Visiting was like popping in on a friend — but one who has great taste, is delighted to see you, and abandons the washing up and laundry to sit with you and enjoy the surroundings. At Paul & Co, the welcome included sinking into a pewter- coloured sofa that epitomised comfort, with unctuous coffee topped by a caramel brown crema that reminded me of something similar in Naples, served in heavy glasses and completed by the Neapolitan style weather we enjoyed that week.
Boxes of stock awaiting unpacking were abandoned in situ, but far from being a marker of inefficiency or untidiness, it’s a testament to the fact that if you see something you like, whether it’s an Edwardian style glass trifle bowl on a pedestal, or the sofa I was sitting on and didn’t want to get off, it can be bought and taken away on the spot. And stuff moves fast here, as the boxes testify.
There’s none of this nonsense about it being a shop model and having to wait ten weeks for delivery, unless, of course, you want several.
This means the quick disassembling of room sets lovingly created to feature, perhaps, an eye-catching contemporary bedstead; a screen with Japanese script; a statement piece of lighting and a comfortable old armchair — or a console table with outsize vases which Simon had filled with elderflower he picked himself.
It’s also indicative of a constantly changing stock for passing shoppers who include ladies and babies enjoying a daily constitutional along The Marina, to young professionals looking for something different.
But it’s not all about things, although you could lose yourself in the variety of things available, especially in the lamp-lit first floor, which could take a long time to reach as you’re likely to be arrested by a series of framed reproduction etchings of historic characters hanging on the stairs wall.
It’s hard to resist trying to guess who they are, among them a few poets, statesmen and battle-worn warlords.

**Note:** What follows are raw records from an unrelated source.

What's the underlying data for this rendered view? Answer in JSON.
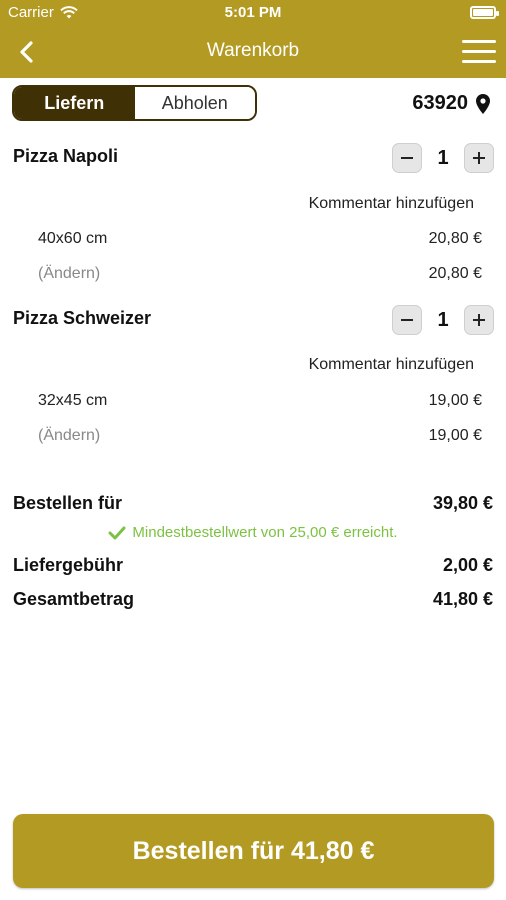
{
  "status_bar": {
    "carrier": "Carrier",
    "time": "5:01 PM"
  },
  "nav": {
    "title": "Warenkorb"
  },
  "delivery_toggle": {
    "options": [
      "Liefern",
      "Abholen"
    ],
    "selected": "Liefern"
  },
  "zip": "63920",
  "items": [
    {
      "name": "Pizza Napoli",
      "quantity": "1",
      "comment_label": "Kommentar hinzufügen",
      "size": "40x60 cm",
      "size_price": "20,80 €",
      "change_label": "(Ändern)",
      "total_price": "20,80 €"
    },
    {
      "name": "Pizza Schweizer",
      "quantity": "1",
      "comment_label": "Kommentar hinzufügen",
      "size": "32x45 cm",
      "size_price": "19,00 €",
      "change_label": "(Ändern)",
      "total_price": "19,00 €"
    }
  ],
  "summary": {
    "order_for_label": "Bestellen für",
    "order_for_value": "39,80 €",
    "minimum_message": "Mindestbestellwert von 25,00 € erreicht.",
    "delivery_fee_label": "Liefergebühr",
    "delivery_fee_value": "2,00 €",
    "total_label": "Gesamtbetrag",
    "total_value": "41,80 €"
  },
  "cta": {
    "label": "Bestellen für 41,80 €"
  },
  "colors": {
    "brand": "#b39a22",
    "dark": "#3f3006",
    "success": "#7cc242"
  }
}
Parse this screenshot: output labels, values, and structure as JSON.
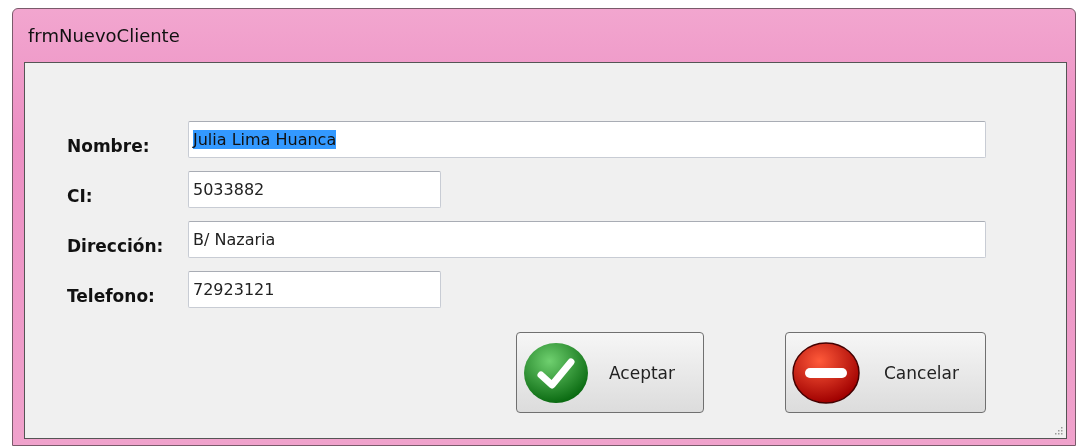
{
  "window": {
    "title": "frmNuevoCliente"
  },
  "fields": [
    {
      "label": "Nombre:",
      "value": "Julia Lima Huanca",
      "kind": "wide",
      "text_selected": true
    },
    {
      "label": "CI:",
      "value": "5033882",
      "kind": "short",
      "text_selected": false
    },
    {
      "label": "Dirección:",
      "value": "B/ Nazaria",
      "kind": "wide",
      "text_selected": false
    },
    {
      "label": "Telefono:",
      "value": "72923121",
      "kind": "short",
      "text_selected": false
    }
  ],
  "buttons": [
    {
      "label": "Aceptar",
      "kind": "ok"
    },
    {
      "label": "Cancelar",
      "kind": "cancel"
    }
  ]
}
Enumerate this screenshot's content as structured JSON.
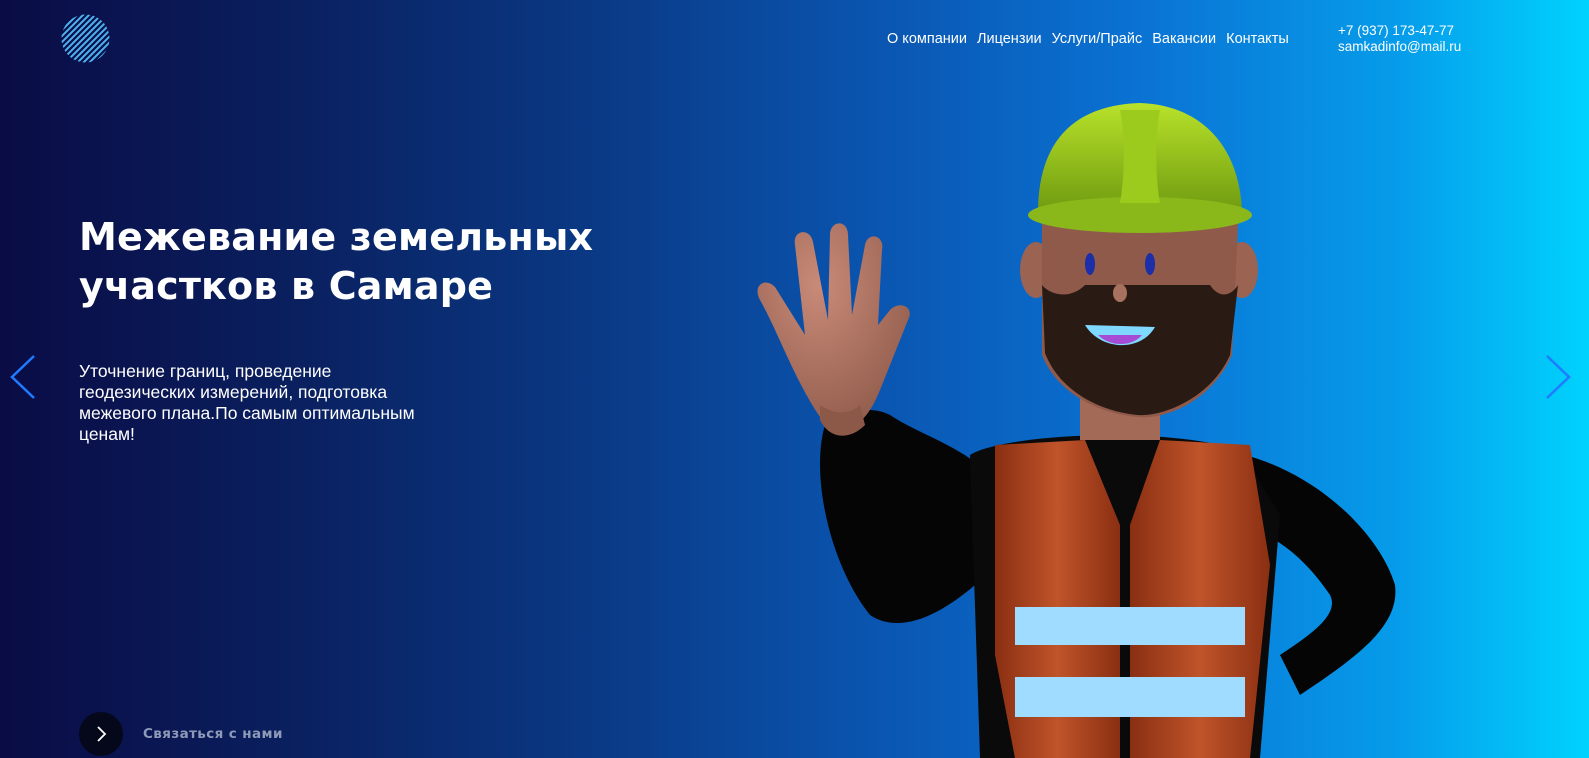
{
  "header": {
    "logo_icon": "striped-circle-logo",
    "nav": [
      {
        "label": "О компании"
      },
      {
        "label": "Лицензии"
      },
      {
        "label": "Услуги/Прайс"
      },
      {
        "label": "Вакансии"
      },
      {
        "label": "Контакты"
      }
    ],
    "contacts": {
      "phone": "+7 (937) 173-47-77",
      "email": "samkadinfo@mail.ru"
    }
  },
  "hero": {
    "title_line1": "Межевание земельных",
    "title_line2": "участков в Самаре",
    "subtitle": "Уточнение границ, проведение геодезических измерений, подготовка межевого плана.По самым оптимальным ценам!",
    "cta_label": "Связаться с нами",
    "cta_icon": "chevron-right-icon",
    "illustration": "waving-construction-worker"
  },
  "slider": {
    "prev_icon": "chevron-left-icon",
    "next_icon": "chevron-right-icon"
  },
  "colors": {
    "gradient_start": "#0a0c45",
    "gradient_end": "#00d3fe",
    "arrow": "#1f7bff",
    "cta_circle": "#05071a",
    "cta_text": "#8e9ab8",
    "helmet": "#a6d21e",
    "vest": "#b2461e"
  }
}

Returning to the ground floor, Simon walks me though to a room that is filled from floor to ceiling with shelves crammed with fabric sample books from chic ranges like Colefax & Fowler, Jane Churchill and Canova.
Not only can the general public access this and place orders, or even have curtains made up, it’s also used by interior designers who can spend an afternoon researching with a coffee thrown in, a surprisingly generous thing to do given that Simon is himself a busy interior designer.
Walking back to the main section of the shop, my gaze lights on a carved panel that might be stone or plaster, an eclectic touch amongst the furniture and accessories, which prompts Simon to tell me they also offer a product-sourcing service which can cover anything from luxury furniture and accessories to salvage.
I find myself trying to sum up Paul & Co’s mix of vintage and new, revamped and salvaged, comfort and originality, industry and generosity, interior design services for modern settings and a recent 1916 commemorative project at Dublin’s GPO, (Simon Pual and Sarah Murphy working together on the Princes Street entrance), and then I have it.
They’ve thought of everything, and it’s novel and interesting; where a littering of brown boxes is no longer unpacked stock but the promise of things new and exciting.